10 Responses to “What public school can teach you about money.”

  1. creditcardfree Says:

    So is that to say...Nothing?

  2. Joan.of.the.Arch Says:

    Bwah-ha-ha-ha.
    Well, it needn't be that bad. I even speak as a parent who shoe-string homeschooled in a district that spends $12,000/child/year and still manages to have students performing so poorly that the state has usurped local control!

  3. Broken Arrow Says:

    HAHAHA, hilarity!

  4. princessperky Says:

    heh Smile

  5. marjorie Says:

    My school actually put some thought into that. I can remember being in sixth grade and having tests on tactics like 'bait and switch". I'm much closer to retirement now than starting out, and it's always served me well. Wish the dgs had the same experience.

  6. Broken Arrow Says:

    To be fair, my son's high school teaches basic personal finance in the home economics class. I would imagine that it's very hard to teach something like that to teenagers though, because being financially sheltered still, most would not see its importance at that point in their lives....

  7. DeniseNTexas Says:

    I found out that the school district my stepkids attend offers Dave Ramsey's classes for teens. Interesting! I asked my sons, ages 24 and 23, what they learned about personal finance in school. They said nothing, not even checkbook balancing. Zip, zilch, nada. What they did learn was from me and that wasn't much, sad to say. So yeah, I agree with this entry, 100% and it gets my highest praise. Wink

  8. baselle Says:

    Wow, how far we've fallen behind. I remember as a middle schooler that we were taught how to budget, how to write checks, how to balance a checkbook - credit cards for the masses didn't exist. That and dinosaur roping, making flint points, baiting cavemen, and cave wall decor. Big Grin

  9. Thrifty Ray Says:

    I work for a credit union and we are very much partnering with our local schools to teach financial literacy to our youth. We employ a full time peron whose job is to teach the community about finance. We also offer youth classes in the evenings to high schoolers about checking, saving, debit and credit cards, budgeting, and financial responsibility. The employee is now recognized nationally her program is becoming very sought after.

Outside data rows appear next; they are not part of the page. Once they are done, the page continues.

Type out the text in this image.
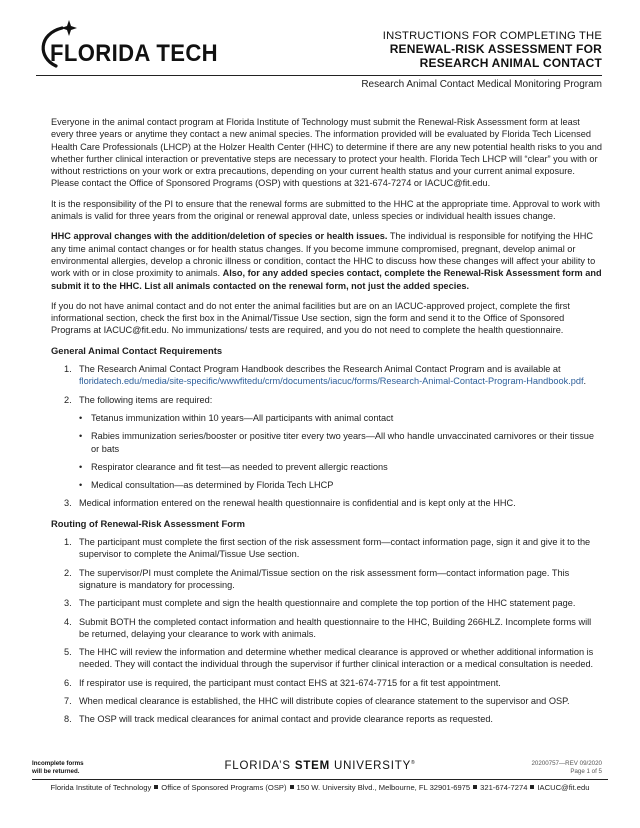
FLORIDA TECH
INSTRUCTIONS FOR COMPLETING THE
RENEWAL-RISK ASSESSMENT FOR
RESEARCH ANIMAL CONTACT
Research Animal Contact Medical Monitoring Program

Everyone in the animal contact program at Florida Institute of Technology must submit the Renewal-Risk Assessment form at least every three years or anytime they contact a new animal species. The information provided will be evaluated by Florida Tech Licensed Health Care Professionals (LHCP) at the Holzer Health Center (HHC) to determine if there are any new potential health risks to you and whether further clinical interaction or preventative steps are necessary to protect your health. Florida Tech LHCP will “clear” you with or without restrictions on your work or extra precautions, depending on your current health status and your current animal exposure. Please contact the Office of Sponsored Programs (OSP) with questions at 321-674-7274 or IACUC@fit.edu.

It is the responsibility of the PI to ensure that the renewal forms are submitted to the HHC at the appropriate time. Approval to work with animals is valid for three years from the original or renewal approval date, unless species or individual health issues change.

HHC approval changes with the addition/deletion of species or health issues. The individual is responsible for notifying the HHC any time animal contact changes or for health status changes. If you become immune compromised, pregnant, develop animal or environmental allergies, develop a chronic illness or condition, contact the HHC to discuss how these changes will affect your ability to work with or in close proximity to animals. Also, for any added species contact, complete the Renewal-Risk Assessment form and submit it to the HHC. List all animals contacted on the renewal form, not just the added species.

If you do not have animal contact and do not enter the animal facilities but are on an IACUC-approved project, complete the first informational section, check the first box in the Animal/Tissue Use section, sign the form and send it to the Office of Sponsored Programs at IACUC@fit.edu. No immunizations/ tests are required, and you do not need to complete the health questionnaire.

General Animal Contact Requirements
1. The Research Animal Contact Program Handbook describes the Research Animal Contact Program and is available at floridatech.edu/media/site-specific/wwwfitedu/crm/documents/iacuc/forms/Research-Animal-Contact-Program-Handbook.pdf.
2. The following items are required:
• Tetanus immunization within 10 years—All participants with animal contact
• Rabies immunization series/booster or positive titer every two years—All who handle unvaccinated carnivores or their tissue or bats
• Respirator clearance and fit test—as needed to prevent allergic reactions
• Medical consultation—as determined by Florida Tech LHCP
3. Medical information entered on the renewal health questionnaire is confidential and is kept only at the HHC.
Routing of Renewal-Risk Assessment Form
1. The participant must complete the first section of the risk assessment form—contact information page, sign it and give it to the supervisor to complete the Animal/Tissue Use section.
2. The supervisor/PI must complete the Animal/Tissue section on the risk assessment form—contact information page. This signature is mandatory for processing.
3. The participant must complete and sign the health questionnaire and complete the top portion of the HHC statement page.
4. Submit BOTH the completed contact information and health questionnaire to the HHC, Building 266HLZ. Incomplete forms will be returned, delaying your clearance to work with animals.
5. The HHC will review the information and determine whether medical clearance is approved or whether additional information is needed. They will contact the individual through the supervisor if further clinical interaction or a medical consultation is needed.
6. If respirator use is required, the participant must contact EHS at 321-674-7715 for a fit test appointment.
7. When medical clearance is established, the HHC will distribute copies of clearance statement to the supervisor and OSP.
8. The OSP will track medical clearances for animal contact and provide clearance reports as requested.
Incomplete forms
will be returned.	FLORIDA’S STEM UNIVERSITY®	20200757—REV 09/2020
Page 1 of 5
Florida Institute of Technology Office of Sponsored Programs (OSP) 150 W. University Blvd., Melbourne, FL 32901-6975 321-674-7274 IACUC@fit.edu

    We have student branches in the local high schoold that are run by the students. These are very popular and we have gained many great employees from the students that we have graduated from the program.

    I agree that our public school system is broke, so how do we fix it??

    I strongly encourage you to talk to your local credit union about programs like these. It simply will not solve the problem to scratch our heads and talk about it. It is working in our community, I am sure it can work in yours too.

  10. snoopycool Says:

    I appreciate all of your comments. Ray, you have great advice. Thank you for sharing it with me.